While megacities have advantages in terms of data scale, businesses, and markets, Hue has the advantage of cultural depth, heritage density, and the ability to create sophisticated and distinctive experiences. In the digital economy, differentiation is a crucial form of asset. Mass-produced items can be quickly copied, but deep cultural identity is very difficult to replace.
This also explains why the digital economy doesn't necessarily make all localities more alike. On the contrary, if done correctly, technology will help each locality better see its own unique advantages. Ho Chi Minh City can develop from urban data, public services, and an innovation ecosystem. Da Nang can develop from smart cities and digital technology. But Hue needs to develop from heritage, culture, experiences, and creative industries. Not by going slower, but by going differently. Of course, this path is not simple.

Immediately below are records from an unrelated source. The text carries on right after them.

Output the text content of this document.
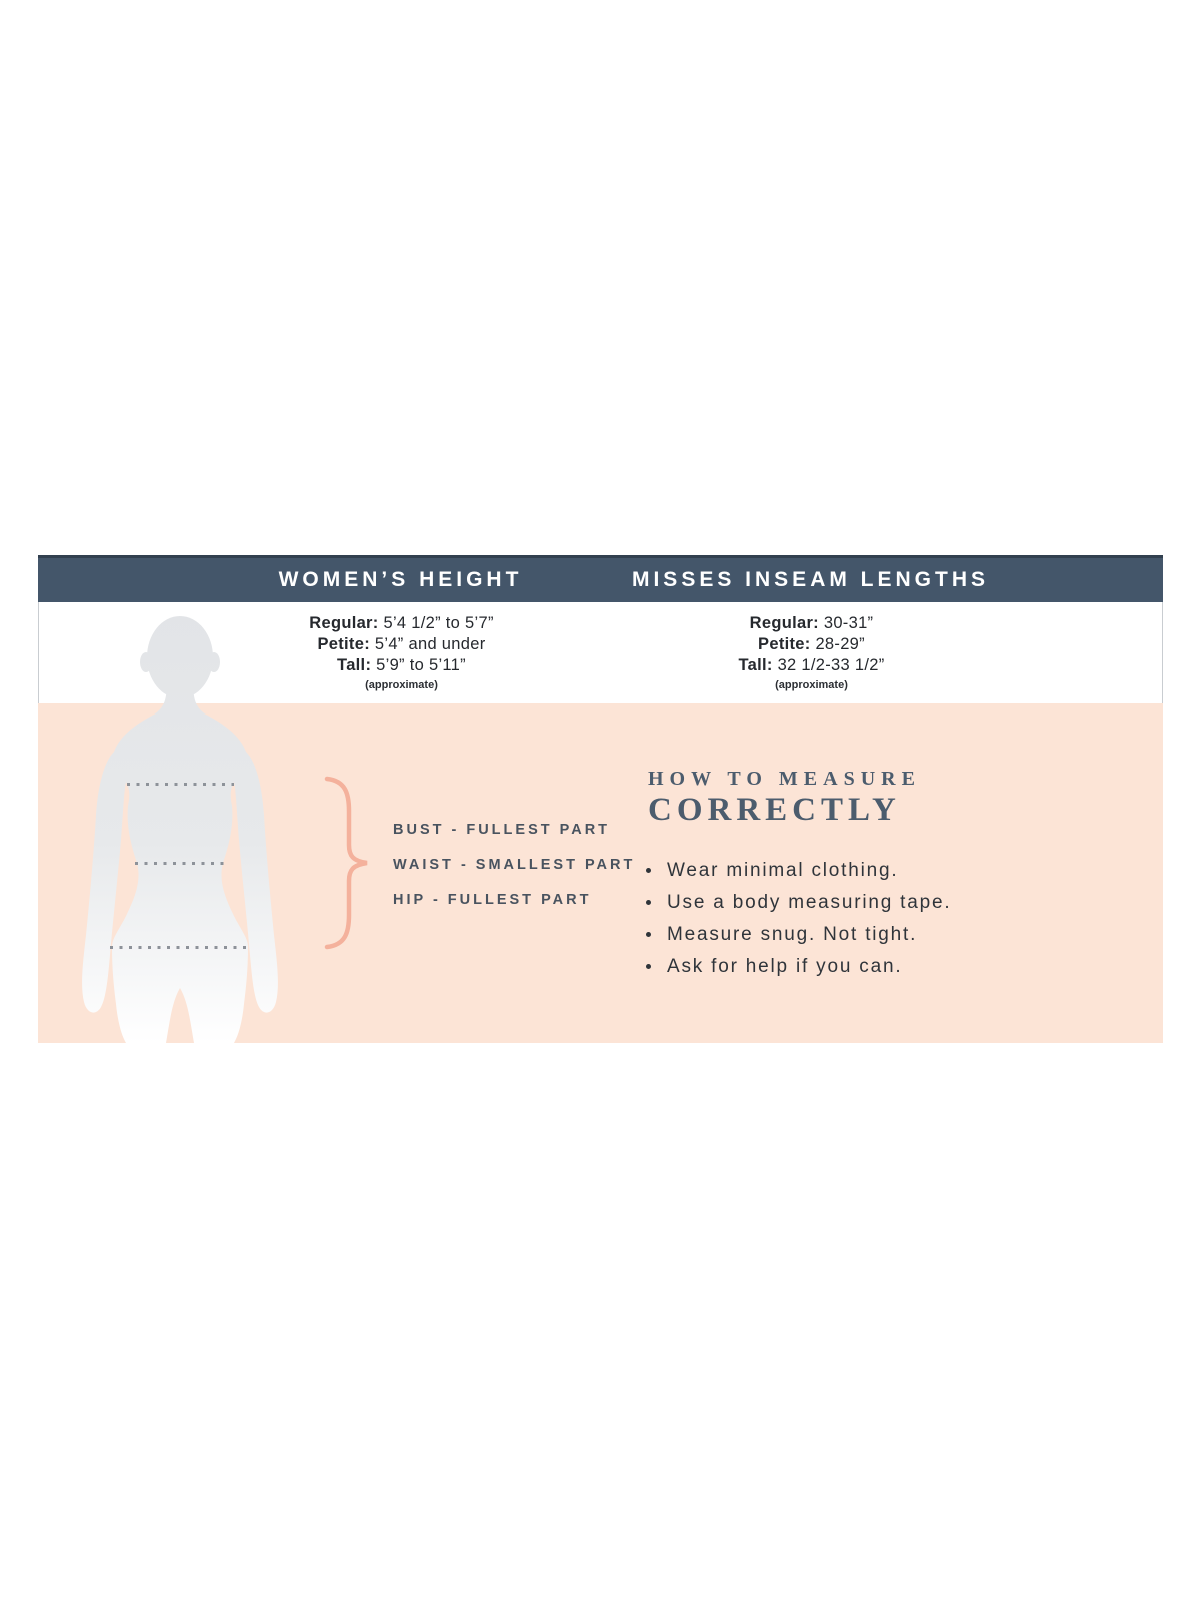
WOMEN’S HEIGHT	MISSES INSEAM LENGTHS
Regular: 5’4 1/2” to 5’7”
Petite: 5’4” and under
Tall: 5’9” to 5’11”
(approximate)
Regular: 30-31”
Petite: 28-29”
Tall: 32 1/2-33 1/2”
(approximate)
BUST - FULLEST PART
WAIST - SMALLEST PART
HIP - FULLEST PART
HOW TO MEASURE
CORRECTLY
Wear minimal clothing.
Use a body measuring tape.
Measure snug. Not tight.
Ask for help if you can.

Hue's biggest challenge isn't a lack of technology. Technology can be bought, acquired through collaboration, or experts can be hired. The real challenge is changing the development mindset. If we continue to view heritage sites merely as ticket sales, tourism as simply welcoming guests, data as just archived records, or culture as just a movement, it will be very difficult to open up new avenues for growth. Hue needs a different approach: viewing heritage as the foundation for development; culture as a soft resource; data as an asset; experiences as a product; and the creative community as a partner.
In this approach, technology companies shouldn't just play the role of selling software or providing technical platforms. What Hue needs are partners capable of working with the locality to solve development problems. These could include CultureTech, TourismTech, heritage data, digital museums, AR/VR, digital learning materials, smart destination management, or platforms connecting artisans, researchers, designers, and the creative community.

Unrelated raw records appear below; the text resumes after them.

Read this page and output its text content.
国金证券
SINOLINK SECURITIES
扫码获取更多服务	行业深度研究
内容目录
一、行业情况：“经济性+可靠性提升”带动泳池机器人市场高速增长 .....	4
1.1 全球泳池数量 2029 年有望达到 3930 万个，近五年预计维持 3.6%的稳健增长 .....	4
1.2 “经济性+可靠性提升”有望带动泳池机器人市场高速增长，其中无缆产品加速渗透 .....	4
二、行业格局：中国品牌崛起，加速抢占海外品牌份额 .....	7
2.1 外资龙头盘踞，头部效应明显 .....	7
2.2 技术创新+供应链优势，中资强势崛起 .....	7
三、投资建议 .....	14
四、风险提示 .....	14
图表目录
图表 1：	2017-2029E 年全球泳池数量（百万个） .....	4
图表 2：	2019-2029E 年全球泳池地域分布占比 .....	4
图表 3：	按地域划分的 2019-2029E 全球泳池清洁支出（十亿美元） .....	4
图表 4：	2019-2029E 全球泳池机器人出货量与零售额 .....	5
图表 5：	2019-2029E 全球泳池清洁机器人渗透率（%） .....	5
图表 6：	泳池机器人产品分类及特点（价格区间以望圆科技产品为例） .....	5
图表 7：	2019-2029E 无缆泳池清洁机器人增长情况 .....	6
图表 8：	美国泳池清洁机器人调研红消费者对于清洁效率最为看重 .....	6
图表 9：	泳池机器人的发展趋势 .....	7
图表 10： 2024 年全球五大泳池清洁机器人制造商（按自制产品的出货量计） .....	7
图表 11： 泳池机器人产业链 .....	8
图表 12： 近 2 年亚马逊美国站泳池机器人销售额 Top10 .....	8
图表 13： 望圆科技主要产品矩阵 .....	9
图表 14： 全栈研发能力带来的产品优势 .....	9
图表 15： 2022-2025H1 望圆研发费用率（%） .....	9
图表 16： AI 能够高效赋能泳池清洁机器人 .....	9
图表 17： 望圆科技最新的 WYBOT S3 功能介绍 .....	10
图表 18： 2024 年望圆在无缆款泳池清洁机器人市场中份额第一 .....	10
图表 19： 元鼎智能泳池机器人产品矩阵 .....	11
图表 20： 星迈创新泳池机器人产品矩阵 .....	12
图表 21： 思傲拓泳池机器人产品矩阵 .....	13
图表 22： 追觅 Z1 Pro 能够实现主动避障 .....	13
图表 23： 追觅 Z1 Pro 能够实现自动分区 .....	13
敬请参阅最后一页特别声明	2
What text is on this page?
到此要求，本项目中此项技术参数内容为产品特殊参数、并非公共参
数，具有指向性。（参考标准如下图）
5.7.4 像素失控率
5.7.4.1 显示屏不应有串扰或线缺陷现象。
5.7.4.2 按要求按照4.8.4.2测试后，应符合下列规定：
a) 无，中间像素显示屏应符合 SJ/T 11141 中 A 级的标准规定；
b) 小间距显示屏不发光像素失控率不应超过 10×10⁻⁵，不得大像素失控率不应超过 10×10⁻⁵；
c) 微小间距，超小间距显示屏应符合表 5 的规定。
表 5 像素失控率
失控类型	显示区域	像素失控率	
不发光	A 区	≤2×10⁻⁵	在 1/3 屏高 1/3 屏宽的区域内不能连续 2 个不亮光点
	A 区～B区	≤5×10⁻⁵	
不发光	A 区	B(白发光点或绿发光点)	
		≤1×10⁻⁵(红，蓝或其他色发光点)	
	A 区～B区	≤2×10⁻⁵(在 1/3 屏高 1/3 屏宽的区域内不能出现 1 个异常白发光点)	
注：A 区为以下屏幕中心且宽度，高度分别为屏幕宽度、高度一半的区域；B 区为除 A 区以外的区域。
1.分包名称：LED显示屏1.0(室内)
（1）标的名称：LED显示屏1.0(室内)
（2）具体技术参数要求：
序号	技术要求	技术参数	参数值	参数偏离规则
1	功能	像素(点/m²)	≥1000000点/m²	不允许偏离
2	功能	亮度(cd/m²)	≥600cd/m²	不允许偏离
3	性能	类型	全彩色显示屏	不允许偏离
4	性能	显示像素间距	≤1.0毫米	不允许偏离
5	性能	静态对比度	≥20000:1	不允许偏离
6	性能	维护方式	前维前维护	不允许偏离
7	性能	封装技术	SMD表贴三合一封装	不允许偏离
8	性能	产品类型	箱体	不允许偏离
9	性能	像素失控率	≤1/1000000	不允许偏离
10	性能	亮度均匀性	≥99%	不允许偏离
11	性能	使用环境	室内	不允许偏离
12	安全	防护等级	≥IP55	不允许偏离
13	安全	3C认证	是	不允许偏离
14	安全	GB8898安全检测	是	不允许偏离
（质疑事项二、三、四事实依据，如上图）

More importantly, technology companies need to understand that culture is not a "small market," but a vast space of value for the future. When data meets identity, when technology meets cultural depth, when creativity is coupled with responsibility, the digital cultural economy can absolutely become a new growth engine for Vietnam. Hue today, as a centrally-governed city, is facing the demand to develop faster, stronger, and more modernly. But what is commendable is that Hue is not choosing to sacrifice its identity for short-term growth. The city is trying to follow a different path: development based on heritage, culture, and creativity.
It might be the more difficult path. But it could also be the more sustainable one. Because in an era where technology is increasingly making the world uniform, it is identity, memory, and cultural depth that create lasting value for each locality. And who knows, Vietnam's new growth space in the future may not only come from industrial zones, seaports, or investment capital, but also from places like Hue, where heritage is gradually entering the digital coordinate system with all its cultural depth.